Lisa here from Not Sew Selfish, with a review of the Refined Raglan from Winter Wear Designs. When you are sewing for yourself, it’s always good to be aware of the body shape that the designer designs for - and they are all different. One of my favourite things about sewing a Winter Wear Designs pattern for myself is that Suzanne designs for someone very close to my body shape - this is one of the few times when I see my proportions represented exactly in a single size on the chart, which is very rare! If you’re a pear or an hourglass shape, you’ll find it will be easy to get the right fit with this one.
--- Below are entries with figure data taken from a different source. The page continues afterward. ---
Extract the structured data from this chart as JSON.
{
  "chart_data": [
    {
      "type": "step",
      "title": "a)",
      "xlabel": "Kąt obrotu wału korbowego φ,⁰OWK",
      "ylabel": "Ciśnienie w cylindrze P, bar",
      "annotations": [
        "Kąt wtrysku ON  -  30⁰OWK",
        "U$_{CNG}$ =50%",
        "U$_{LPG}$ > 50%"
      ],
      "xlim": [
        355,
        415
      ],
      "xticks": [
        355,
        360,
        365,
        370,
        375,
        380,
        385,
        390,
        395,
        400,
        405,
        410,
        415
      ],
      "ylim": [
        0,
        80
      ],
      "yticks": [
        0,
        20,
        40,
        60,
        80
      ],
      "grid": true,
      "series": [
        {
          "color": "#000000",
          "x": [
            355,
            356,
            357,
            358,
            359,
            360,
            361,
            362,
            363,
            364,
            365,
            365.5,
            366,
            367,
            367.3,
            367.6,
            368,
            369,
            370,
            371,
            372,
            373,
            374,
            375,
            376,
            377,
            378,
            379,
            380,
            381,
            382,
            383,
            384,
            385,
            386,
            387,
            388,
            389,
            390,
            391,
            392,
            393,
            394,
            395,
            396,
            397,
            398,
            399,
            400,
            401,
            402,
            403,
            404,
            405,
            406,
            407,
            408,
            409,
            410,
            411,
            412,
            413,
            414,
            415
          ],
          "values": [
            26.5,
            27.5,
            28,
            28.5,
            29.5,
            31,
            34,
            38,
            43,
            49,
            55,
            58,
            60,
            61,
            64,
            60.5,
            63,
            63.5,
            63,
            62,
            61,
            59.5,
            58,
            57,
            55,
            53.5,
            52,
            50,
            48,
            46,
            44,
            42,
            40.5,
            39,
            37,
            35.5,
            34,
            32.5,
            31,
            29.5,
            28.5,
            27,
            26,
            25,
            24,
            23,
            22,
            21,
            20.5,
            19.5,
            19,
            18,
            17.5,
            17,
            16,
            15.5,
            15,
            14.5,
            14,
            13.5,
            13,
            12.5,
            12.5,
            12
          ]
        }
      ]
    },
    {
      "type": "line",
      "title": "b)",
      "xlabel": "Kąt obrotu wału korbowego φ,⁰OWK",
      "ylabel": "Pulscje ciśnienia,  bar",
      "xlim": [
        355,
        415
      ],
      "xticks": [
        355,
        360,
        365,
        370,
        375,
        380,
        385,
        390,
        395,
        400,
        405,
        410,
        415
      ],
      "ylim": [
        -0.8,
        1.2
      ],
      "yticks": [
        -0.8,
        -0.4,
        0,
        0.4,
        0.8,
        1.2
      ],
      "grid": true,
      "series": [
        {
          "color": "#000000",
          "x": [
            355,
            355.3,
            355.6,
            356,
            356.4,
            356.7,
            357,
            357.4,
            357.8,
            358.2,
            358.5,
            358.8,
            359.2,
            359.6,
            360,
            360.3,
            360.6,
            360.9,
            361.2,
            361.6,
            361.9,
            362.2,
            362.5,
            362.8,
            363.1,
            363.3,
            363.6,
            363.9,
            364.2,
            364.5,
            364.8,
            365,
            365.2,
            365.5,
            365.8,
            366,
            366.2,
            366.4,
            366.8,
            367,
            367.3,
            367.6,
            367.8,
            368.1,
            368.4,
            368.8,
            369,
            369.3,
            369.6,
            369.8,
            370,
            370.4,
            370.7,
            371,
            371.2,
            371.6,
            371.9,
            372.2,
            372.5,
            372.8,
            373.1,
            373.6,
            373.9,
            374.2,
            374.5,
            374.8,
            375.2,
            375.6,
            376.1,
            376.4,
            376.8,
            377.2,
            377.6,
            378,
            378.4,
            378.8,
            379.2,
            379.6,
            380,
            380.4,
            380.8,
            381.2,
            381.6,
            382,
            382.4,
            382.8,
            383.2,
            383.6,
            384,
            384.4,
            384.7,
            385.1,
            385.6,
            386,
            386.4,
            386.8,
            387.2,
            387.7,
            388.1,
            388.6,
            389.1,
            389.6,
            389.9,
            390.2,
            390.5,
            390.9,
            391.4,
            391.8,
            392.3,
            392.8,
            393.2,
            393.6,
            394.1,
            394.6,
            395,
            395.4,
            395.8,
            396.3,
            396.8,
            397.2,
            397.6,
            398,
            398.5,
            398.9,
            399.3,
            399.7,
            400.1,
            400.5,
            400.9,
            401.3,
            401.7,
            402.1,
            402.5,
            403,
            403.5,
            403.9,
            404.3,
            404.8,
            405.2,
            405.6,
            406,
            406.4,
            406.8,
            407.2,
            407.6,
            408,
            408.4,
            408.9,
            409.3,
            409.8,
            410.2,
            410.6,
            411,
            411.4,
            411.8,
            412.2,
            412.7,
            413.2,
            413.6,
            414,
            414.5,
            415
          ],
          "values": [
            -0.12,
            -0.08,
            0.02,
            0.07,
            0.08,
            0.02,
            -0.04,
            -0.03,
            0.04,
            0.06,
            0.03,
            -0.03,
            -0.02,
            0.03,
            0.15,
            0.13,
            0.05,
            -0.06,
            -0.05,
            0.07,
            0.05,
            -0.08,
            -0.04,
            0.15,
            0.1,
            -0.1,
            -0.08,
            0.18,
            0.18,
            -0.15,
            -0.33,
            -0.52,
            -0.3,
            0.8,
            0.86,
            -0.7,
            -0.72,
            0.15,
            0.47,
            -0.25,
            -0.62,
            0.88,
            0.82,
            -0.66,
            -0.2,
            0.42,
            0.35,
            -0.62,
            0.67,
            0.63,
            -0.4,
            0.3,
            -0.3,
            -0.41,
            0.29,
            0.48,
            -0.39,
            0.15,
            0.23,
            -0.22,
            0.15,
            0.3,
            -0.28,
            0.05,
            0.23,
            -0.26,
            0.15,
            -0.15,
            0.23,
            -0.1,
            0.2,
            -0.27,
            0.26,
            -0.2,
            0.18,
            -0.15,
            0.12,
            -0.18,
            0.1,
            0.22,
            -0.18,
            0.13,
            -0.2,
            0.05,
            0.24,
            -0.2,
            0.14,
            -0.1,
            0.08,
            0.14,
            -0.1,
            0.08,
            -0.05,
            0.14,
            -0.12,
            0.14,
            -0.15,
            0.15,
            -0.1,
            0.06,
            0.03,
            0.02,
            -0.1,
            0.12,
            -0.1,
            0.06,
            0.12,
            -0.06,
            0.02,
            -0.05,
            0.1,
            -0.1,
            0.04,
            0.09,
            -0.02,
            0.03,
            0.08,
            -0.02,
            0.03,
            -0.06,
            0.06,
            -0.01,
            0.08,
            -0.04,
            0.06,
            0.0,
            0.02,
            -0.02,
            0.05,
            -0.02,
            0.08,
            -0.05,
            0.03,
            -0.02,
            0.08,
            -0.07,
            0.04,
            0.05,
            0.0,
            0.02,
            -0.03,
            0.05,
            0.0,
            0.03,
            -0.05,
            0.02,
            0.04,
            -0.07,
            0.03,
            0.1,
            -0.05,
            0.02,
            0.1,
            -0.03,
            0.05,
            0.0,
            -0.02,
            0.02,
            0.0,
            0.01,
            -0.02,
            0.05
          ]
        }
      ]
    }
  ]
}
If you’re not, don’t be put off - you’ll see Marnie (who has a very different body size and shape to me) has also made herself a gorgeous top with this pattern here - she has added an inch of length through the waist, because she is taller than the pattern states it is drafted for - but otherwise didn’t need any adjustments. The style is fairly forgiving in fit, so a great starting point if you want to sew for yourself. It also includes a couple of really good pages on how to get a great fit for different body shapes, which makes it very easy to do some basic adjustments to get the right fit for you.
This pattern is a raglan top designed for wovens. No zippers, no fasteners, no easing the sleeve into the armscye. What’s not to love? It’s very straightforward, and the basic option is certainly something a beginner could make. The only thing even remotely tricky here is working with bias around the neck, but the instructions and diagrams are clear, and there are three different options/techniques provided so you can work with what is most comfortable for you, or suitable for your fabric choice. If you’re an adventurous beginner, the open front option is not too hard either - just have a practice at that v-neck turn on some scraps first.
The Refined Raglan gives you a great chance to get more adventurous with your fabric choice - even though it’s designed for wovens, put those quilting cottons back in your stash, and have a go with something with more drape for this one. There are a huge range of apparel fabrics you can choose from - lots suggested in the pattern - which means you can create lots of different looks. This top can work for summer or winter, day or night, boho or dressy - it’s all in the fabric choice. We’ve sewn up two quite different looks here with different fabrics and pattern options. Mine is a boho look in cheese cloth with some added lace, and Marnie has sewn hers in cotton voile (with front and back cut on the bias) for a gorgeous summer top.
This pattern can be made with short, ¾ or long sleeves, and has a scoop neckline with optional open front (which I’ve used on my white boho top here). It has a curved hem with optional vented hem, and also a pintuck option to add a detailed feature to the front. I’ve added my own embellishments with two strips of guipure lace trim sewn to the centre front, and the hems of the long sleeves. I used the full length sleeves here and then added the lace trim, intending for it to end up hitting past my wrist like this. There are so many ways to create your own look with this pattern - it’s a great basic canvas to get creative with. This is so quick and easy to sew up… I’m off to see what else I have in my stash now to make another one or five!